Everyone encounters this issue at some point:
for(const auto& item : items) {
cout << item << separator;
}
... and you get an extra separator you don't want at the end. Sometime it's not printing, but, say, performing some other action, but such that consecutive actions of the same type require some separator action - but the last doesn't.
Now, if you work with old-school for loops and an array, you would do
for(int i = 0; i < num_items; i++)
cout << items[i];
if (i < num_items - 1) { cout << separator; }
}
(or you could special-case the last item out of the loop.) If you have anything that admits non-destructive iterators, even if you don't know its size, you can do:
for(auto it = items.cbegin(); it != items.cend(); it++) {
cout << *it;
if (std::next(it) != items.cend()) { cout << separator; }
}
I dislike the aesthetics of the last two, and like ranged for loops. Can I obtain the same effect as with the last two but using more spiffy C++11ish constructs?

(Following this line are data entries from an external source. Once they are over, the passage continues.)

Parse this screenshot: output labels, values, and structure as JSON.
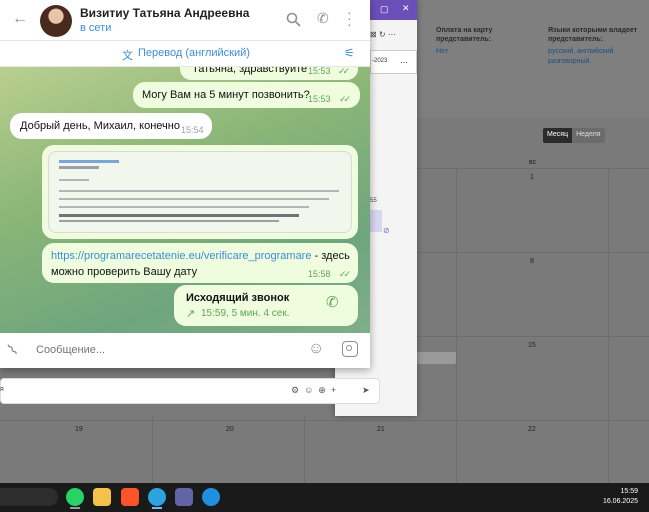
{
  "background_app": {
    "col1_header": "Оплата на карту представитель:",
    "col1_value": "Нет",
    "col2_header": "Языки которыми владеет представитель:",
    "col2_value": "русский, английский разговорный.",
    "toggle_month": "Месяц",
    "toggle_week": "Неделя",
    "weekday_label": "вс",
    "day_numbers": [
      "1",
      "8",
      "15",
      "19",
      "20",
      "21",
      "22"
    ],
    "partial_date": "-2023",
    "partial_text_a": "55",
    "partial_text_b": "я"
  },
  "chat": {
    "contact_name": "Визитиу Татьяна Андреевна",
    "status": "в сети",
    "translate_label": "Перевод (английский)",
    "input_placeholder": "Сообщение...",
    "messages": [
      {
        "text": "Татьяна, здравствуйте",
        "time": "15:53"
      },
      {
        "text": "Могу Вам на 5 минут позвонить?",
        "time": "15:53"
      },
      {
        "text": "Добрый день, Михаил, конечно",
        "time": "15:54"
      },
      {
        "link": "https://programarecetatenie.eu/verificare_programare",
        "text": " - здесь можно проверить Вашу дату",
        "time": "15:58"
      }
    ],
    "call": {
      "title": "Исходящий звонок",
      "detail": "15:59, 5 мин. 4 сек."
    }
  },
  "taskbar": {
    "time": "15:59",
    "date": "16.06.2025"
  },
  "colors": {
    "accent": "#3a8fd6",
    "out_bubble": "#effdde",
    "check": "#5fa55a"
  }
}
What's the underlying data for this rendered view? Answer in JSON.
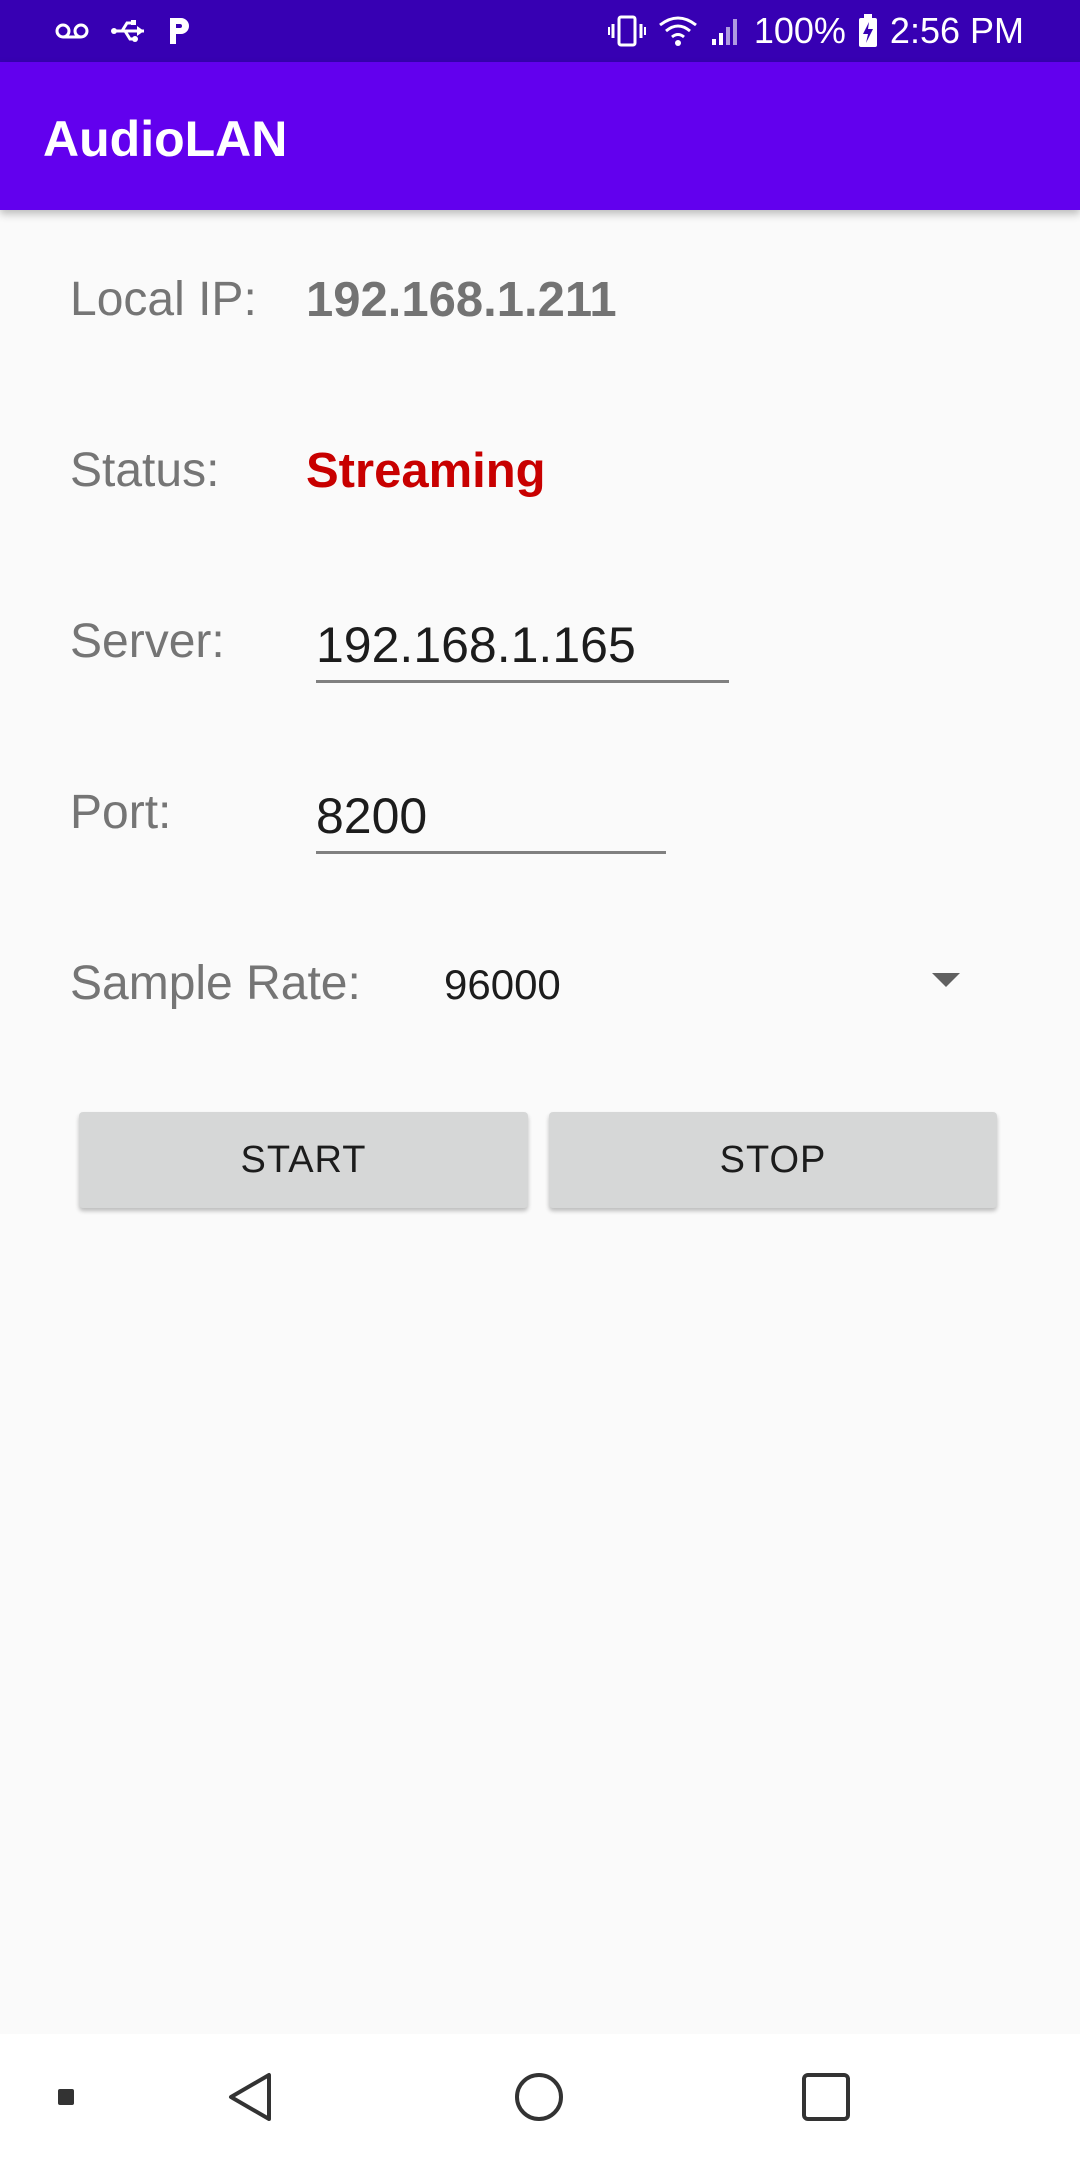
{
  "status_bar": {
    "left_icons": [
      "voicemail-icon",
      "usb-icon",
      "parking-icon"
    ],
    "right_icons": [
      "vibrate-icon",
      "wifi-icon",
      "signal-icon",
      "battery-charging-icon"
    ],
    "battery": "100%",
    "time": "2:56 PM"
  },
  "app_bar": {
    "title": "AudioLAN"
  },
  "form": {
    "local_ip_label": "Local IP:",
    "local_ip_value": "192.168.1.211",
    "status_label": "Status:",
    "status_value": "Streaming",
    "server_label": "Server:",
    "server_value": "192.168.1.165",
    "port_label": "Port:",
    "port_value": "8200",
    "sample_rate_label": "Sample Rate:",
    "sample_rate_value": "96000"
  },
  "buttons": {
    "start_label": "START",
    "stop_label": "STOP"
  },
  "nav_bar": {
    "items": [
      "dot-icon",
      "back-icon",
      "home-icon",
      "recents-icon"
    ]
  },
  "colors": {
    "app_bar": "#6200ee",
    "status_bar": "#3700b3",
    "status_value": "#c80000",
    "button": "#d6d7d7",
    "background": "#fafafa"
  }
}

for(const auto& item : items) {
cout << item;
} and_between {
cout << separator;
}
My way (without additional branch) is:
const auto separator = "WhatYouWantHere";
const auto* sep = "";
for(const auto& item : items) {
std::cout << sep << item;
sep = separator;
}
Do you know Duff's device?
int main() {
int const items[] = {21, 42, 63};
int const * item = items;
int const * const end = items + sizeof(items) / sizeof(items[0]);
// the device:
switch (1) {
case 0: do { cout << ", ";
default: cout << *item; ++item; } while (item != end);
}
cout << endl << "I'm so sorry" << endl;
return 0;
}
(Live)
Hopefully I didn't ruin everyone's day. If you don't want to either then never use this.
(mumble) I'm so sorry ...
The device handling empty containers (ranges):
template<typename Iterator, typename Fn1, typename Fn2>
void for_the_device(Iterator from, Iterator to, Fn1 always, Fn2 butFirst) {
switch ((from == to) ? 1 : 2) {
case 0:
do {
butFirst(*from);
case 2:
always(*from); ++from;
} while (from != to);
default: // reached directly when from == to
break;
}
}
Live test:
int main() {
int const items[] = {21, 42, 63};
int const * const end = items + sizeof(items) / sizeof(items[0]);
for_the_device(items, end,
[](auto const & i) { cout << i;},
[](auto const & i) { cout << ", ";});
cout << endl << "I'm (still) so sorry" << endl;
// Now on an empty range
for_the_device(end, end,
[](auto const & i) { cout << i;},
[](auto const & i) { cout << ", ";});
cout << "Incredibly sorry." << endl;
return 0;
}
Excluding an end element from iteration is the sort of thing that Ranges proposal is designed to make easy. (Note that there are better ways to solve the specific task of string joining, breaking an element off from iteration just creates more special cases to worry about, such as when the collection was already empty.)
While we wait for a standardized Ranges paradigm, we can do it with the existing ranged-for with a little helper class.
template<typename T> struct trim_last
{
T& inner;
friend auto begin( const trim_last& outer )
{ using std::begin;
return begin(outer.inner); }
friend auto end( const trim_last& outer )
{ using std::end;
auto e = end(outer.inner); if(e != begin(outer)) --e; return e; }
};
template<typename T> trim_last<T> skip_last( T& inner ) { return { inner }; }
and now you can write
for(const auto& item : skip_last(items)) {
cout << item << separator;
}
Demo: http://rextester.com/MFH77611
For skip_last
that works with ranged-for, a Bidirectional iterator is needed, for similar skip_first
it is sufficient to have a Forward iterator.